On March 16, the Alberta government appointed a facilitator to oversee the transition away from coal-fired generation in Alberta by 2030. The facilitator’s background is with large public power providers and centrally dispatched power systems and advising energy leaders in numerous countries around the world. The facilitator’s mandate was to provide options and preferred approaches to the Alberta government to phase out emissions from coal-fired generation by 2030 that will maintain both the reliability of Alberta’s electricity grid and price stability for consumers, while avoiding unnecessarily stranding capital. Throughout this process, the Alberta government has indicated that all parties are treated fairly. Capital Power will continue to actively participate in this process to ensure that fair compensation is received for the proposed accelerated closure of the company’s coal facilities. The facilitator has provided recommendations to the Alberta government and the Company expects the Alberta government will make a decision on the facilitator’s recommendations by the end of 2016.
On Jan. 26, the Alberta government tasked the Alberta Electric System Operator (AESO) to develop and implement a plan to bring on new renewable electricity generation capacity to the grid by 2030 in connection with the CLP. The Company expects that the process will operate in concert with the retirement of the current coal generating units. The Alberta government also confirmed that it has not chosen to fundamentally alter the current wholesale electricity market structure.

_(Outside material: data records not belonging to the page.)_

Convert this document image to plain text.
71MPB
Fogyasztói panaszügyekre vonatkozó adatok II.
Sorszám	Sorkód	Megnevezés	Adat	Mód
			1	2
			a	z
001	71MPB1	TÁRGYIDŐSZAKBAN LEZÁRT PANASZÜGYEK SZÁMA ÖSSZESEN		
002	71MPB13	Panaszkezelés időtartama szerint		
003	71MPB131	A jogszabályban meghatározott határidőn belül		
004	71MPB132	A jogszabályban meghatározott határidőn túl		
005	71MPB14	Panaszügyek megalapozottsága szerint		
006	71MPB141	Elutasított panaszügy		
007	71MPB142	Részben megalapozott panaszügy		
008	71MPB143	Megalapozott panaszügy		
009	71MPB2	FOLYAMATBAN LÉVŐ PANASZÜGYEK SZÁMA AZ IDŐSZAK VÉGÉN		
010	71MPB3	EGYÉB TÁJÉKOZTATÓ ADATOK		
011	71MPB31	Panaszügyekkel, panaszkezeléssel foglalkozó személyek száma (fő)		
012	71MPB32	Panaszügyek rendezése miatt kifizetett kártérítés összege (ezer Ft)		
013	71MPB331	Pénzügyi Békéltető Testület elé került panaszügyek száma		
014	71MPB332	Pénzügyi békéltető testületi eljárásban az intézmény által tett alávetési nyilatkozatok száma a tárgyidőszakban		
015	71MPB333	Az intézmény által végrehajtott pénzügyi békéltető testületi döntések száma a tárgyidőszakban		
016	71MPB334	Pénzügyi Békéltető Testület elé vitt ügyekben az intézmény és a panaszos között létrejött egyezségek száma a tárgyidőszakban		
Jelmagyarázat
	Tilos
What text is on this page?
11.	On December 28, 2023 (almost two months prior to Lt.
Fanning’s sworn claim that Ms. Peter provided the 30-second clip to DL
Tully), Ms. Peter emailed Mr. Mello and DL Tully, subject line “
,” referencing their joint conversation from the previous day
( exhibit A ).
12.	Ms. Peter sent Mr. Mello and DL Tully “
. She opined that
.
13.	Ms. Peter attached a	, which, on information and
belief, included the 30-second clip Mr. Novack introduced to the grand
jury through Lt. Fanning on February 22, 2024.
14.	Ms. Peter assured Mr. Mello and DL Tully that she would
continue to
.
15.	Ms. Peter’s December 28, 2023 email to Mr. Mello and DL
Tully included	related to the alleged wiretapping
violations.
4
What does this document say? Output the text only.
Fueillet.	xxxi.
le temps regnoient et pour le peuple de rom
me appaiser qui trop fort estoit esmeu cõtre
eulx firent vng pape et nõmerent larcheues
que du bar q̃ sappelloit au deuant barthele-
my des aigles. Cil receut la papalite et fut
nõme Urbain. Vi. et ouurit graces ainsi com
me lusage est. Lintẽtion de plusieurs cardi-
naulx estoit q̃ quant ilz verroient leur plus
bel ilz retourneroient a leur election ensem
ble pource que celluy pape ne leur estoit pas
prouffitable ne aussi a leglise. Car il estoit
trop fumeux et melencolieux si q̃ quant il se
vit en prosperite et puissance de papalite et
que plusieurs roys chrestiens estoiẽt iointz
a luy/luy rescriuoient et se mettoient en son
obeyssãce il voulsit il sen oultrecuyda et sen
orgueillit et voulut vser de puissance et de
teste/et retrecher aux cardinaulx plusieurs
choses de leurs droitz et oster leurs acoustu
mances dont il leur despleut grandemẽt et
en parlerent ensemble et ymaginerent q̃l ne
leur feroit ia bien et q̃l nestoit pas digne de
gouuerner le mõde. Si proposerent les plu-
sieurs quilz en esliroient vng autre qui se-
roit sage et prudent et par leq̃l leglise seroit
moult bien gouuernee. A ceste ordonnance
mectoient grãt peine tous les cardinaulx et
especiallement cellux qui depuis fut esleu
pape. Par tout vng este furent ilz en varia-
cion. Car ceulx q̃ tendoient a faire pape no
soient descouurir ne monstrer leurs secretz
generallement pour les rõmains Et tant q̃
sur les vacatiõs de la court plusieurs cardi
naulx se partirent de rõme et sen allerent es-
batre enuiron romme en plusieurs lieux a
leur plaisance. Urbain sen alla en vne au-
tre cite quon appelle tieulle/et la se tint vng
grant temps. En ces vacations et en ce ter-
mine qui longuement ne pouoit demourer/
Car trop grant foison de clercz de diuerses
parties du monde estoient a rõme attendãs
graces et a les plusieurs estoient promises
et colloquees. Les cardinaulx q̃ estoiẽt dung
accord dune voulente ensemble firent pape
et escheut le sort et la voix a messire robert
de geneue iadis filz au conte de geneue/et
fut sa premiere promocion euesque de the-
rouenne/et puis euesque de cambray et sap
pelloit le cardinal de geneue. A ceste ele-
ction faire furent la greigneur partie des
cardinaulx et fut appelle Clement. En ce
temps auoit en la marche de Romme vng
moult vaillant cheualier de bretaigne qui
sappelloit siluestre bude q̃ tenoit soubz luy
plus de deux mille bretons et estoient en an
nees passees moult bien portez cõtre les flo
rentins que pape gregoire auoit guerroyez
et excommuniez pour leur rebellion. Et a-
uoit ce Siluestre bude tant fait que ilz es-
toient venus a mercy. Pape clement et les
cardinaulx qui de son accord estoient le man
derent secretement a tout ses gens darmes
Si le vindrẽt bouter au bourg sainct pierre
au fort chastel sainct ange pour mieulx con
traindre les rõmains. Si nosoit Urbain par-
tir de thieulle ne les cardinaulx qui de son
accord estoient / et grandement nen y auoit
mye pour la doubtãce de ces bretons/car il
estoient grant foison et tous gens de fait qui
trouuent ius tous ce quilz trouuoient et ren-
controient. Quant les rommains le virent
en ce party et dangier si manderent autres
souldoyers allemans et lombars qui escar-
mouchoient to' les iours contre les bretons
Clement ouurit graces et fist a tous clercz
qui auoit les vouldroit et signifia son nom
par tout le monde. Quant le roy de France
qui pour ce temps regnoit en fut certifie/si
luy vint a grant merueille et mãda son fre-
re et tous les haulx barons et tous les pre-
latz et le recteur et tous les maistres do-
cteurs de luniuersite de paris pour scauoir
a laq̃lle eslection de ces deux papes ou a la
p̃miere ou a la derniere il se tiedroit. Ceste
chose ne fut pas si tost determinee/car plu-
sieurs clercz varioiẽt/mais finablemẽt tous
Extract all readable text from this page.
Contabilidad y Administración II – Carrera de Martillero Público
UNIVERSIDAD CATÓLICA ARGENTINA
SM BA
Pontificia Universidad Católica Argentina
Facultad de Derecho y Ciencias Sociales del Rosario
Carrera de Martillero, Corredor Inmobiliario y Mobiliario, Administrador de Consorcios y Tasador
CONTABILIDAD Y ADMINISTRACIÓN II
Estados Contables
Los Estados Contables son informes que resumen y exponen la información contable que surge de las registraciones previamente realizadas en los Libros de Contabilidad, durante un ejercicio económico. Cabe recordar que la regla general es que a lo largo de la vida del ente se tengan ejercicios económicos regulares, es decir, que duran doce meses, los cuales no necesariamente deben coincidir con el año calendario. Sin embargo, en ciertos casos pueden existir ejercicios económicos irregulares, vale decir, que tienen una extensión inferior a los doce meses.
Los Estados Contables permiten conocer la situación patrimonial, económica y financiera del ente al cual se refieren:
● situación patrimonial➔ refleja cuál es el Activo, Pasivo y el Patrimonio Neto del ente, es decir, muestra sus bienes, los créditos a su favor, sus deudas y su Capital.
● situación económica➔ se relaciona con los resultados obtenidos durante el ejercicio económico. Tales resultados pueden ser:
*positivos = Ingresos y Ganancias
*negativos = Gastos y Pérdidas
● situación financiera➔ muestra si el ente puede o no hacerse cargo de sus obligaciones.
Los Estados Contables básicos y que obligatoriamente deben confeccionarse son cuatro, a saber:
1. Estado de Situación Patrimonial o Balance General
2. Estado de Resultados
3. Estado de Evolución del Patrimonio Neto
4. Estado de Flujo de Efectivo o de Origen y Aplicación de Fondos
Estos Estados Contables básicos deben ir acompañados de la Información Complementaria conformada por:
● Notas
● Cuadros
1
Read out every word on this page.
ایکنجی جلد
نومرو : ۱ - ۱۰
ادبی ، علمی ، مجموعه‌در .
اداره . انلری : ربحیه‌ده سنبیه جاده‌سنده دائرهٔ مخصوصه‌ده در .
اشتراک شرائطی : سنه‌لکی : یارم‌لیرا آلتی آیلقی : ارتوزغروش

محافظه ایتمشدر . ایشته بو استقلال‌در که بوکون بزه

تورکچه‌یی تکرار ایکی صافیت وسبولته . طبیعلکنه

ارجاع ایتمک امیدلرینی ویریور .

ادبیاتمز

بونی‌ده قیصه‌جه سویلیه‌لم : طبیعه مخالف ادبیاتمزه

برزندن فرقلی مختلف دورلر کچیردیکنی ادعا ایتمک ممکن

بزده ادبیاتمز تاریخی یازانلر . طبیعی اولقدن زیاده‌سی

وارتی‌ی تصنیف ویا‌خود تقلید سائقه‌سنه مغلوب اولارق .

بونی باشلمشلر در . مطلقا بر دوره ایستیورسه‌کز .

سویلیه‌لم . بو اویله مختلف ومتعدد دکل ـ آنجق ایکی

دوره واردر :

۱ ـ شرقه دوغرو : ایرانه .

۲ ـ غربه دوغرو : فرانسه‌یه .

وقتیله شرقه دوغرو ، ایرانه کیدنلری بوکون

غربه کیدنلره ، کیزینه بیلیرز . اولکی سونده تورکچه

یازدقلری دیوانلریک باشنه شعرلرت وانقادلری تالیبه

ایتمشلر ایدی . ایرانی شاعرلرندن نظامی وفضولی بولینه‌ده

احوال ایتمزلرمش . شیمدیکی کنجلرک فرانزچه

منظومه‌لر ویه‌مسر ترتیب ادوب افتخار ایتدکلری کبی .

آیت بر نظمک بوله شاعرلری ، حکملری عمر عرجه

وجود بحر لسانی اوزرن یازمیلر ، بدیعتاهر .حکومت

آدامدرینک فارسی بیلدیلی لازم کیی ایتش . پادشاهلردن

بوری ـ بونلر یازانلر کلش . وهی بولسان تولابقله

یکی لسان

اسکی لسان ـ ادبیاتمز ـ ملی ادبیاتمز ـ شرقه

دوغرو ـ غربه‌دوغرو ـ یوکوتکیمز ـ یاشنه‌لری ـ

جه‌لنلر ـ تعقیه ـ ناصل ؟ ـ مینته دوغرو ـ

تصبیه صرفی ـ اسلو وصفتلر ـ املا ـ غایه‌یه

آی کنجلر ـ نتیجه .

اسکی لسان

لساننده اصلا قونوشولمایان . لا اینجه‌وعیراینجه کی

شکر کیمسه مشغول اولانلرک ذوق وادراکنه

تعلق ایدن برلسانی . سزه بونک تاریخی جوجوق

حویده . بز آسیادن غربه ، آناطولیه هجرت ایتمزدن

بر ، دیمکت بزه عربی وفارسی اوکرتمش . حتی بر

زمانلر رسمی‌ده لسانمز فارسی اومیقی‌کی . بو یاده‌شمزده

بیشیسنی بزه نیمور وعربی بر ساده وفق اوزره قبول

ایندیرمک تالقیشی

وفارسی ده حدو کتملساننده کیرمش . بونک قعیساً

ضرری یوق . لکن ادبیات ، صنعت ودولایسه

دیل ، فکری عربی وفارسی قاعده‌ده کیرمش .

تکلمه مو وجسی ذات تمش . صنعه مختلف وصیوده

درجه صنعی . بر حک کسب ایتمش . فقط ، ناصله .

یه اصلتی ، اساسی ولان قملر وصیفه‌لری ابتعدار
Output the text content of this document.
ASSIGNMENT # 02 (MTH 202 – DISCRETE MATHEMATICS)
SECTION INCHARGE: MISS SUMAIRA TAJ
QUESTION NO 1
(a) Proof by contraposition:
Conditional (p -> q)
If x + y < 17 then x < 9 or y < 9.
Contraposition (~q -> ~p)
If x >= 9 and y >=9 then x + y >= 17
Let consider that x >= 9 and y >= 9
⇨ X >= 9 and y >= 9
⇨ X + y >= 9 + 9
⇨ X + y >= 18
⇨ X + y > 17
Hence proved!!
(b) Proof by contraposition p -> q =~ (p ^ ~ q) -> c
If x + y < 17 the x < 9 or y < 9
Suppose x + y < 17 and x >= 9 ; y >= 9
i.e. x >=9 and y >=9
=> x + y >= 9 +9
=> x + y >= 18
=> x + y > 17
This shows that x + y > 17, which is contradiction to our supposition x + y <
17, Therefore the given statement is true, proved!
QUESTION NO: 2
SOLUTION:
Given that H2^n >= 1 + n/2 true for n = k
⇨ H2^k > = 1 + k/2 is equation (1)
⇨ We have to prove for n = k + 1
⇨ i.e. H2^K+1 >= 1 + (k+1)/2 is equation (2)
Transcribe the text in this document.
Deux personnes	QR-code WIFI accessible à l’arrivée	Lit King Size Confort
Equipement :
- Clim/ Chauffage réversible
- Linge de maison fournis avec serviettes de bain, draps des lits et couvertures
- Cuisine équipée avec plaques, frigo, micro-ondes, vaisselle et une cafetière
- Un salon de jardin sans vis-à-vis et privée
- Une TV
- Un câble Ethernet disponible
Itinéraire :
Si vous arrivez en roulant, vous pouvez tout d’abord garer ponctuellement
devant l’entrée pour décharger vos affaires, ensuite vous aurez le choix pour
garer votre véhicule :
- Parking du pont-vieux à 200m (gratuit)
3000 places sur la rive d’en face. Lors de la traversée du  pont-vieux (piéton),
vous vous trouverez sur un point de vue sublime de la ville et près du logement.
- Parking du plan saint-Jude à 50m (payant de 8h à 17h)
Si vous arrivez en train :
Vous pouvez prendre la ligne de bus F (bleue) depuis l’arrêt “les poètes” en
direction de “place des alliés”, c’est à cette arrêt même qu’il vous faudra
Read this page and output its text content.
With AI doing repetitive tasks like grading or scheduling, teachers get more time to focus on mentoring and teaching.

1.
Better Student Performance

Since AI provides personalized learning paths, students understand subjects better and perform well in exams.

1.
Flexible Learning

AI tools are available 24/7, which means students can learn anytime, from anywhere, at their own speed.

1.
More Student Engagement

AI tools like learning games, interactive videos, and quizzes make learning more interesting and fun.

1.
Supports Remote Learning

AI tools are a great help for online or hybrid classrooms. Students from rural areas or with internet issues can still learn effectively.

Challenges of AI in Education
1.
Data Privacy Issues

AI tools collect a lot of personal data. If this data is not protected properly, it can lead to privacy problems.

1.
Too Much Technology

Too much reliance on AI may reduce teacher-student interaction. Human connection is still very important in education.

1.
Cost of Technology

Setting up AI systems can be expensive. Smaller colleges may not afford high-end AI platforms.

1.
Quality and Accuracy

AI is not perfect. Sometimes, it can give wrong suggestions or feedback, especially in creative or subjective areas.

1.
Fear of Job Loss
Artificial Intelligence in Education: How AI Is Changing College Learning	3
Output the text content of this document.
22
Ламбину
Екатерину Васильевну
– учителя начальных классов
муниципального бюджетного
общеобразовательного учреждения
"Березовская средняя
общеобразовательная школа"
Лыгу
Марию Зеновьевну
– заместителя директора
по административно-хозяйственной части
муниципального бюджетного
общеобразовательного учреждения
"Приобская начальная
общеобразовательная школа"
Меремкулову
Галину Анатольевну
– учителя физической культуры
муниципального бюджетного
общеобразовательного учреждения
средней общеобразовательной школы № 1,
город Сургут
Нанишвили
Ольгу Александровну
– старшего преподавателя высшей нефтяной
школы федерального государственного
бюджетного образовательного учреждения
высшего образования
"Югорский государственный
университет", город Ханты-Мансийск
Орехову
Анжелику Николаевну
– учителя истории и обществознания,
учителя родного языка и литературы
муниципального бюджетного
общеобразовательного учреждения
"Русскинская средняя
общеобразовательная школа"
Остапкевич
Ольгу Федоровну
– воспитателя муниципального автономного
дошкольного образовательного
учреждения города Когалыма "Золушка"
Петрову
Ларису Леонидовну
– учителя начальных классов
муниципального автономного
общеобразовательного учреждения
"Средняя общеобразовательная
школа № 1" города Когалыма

The AESO undertook a process to receive industry perspectives regarding various elements of the Renewable Electricity Program (REP), and provided its recommendations regarding the REP to the Alberta government on May 31. The recommendations have not been made public. On Sept. 14, the Alberta government confirmed a firm target of achieving 30% of Alberta’s electricity use by 2030 from renewable energy sources, and announced that the Alberta government would support 5,000 MW of additional renewable capacity to help achieve that target. It is currently expected that the Alberta government will provide direction on the REP during the fourth quarter of 2016, and the AESO currently expects to initiate the process for the first procurement by year-end.
Capital Power is a growth-oriented North American power producer headquartered in Edmonton, Alberta. It owns more than 3,200 MW of power generation capacity at 18 facilities across North America.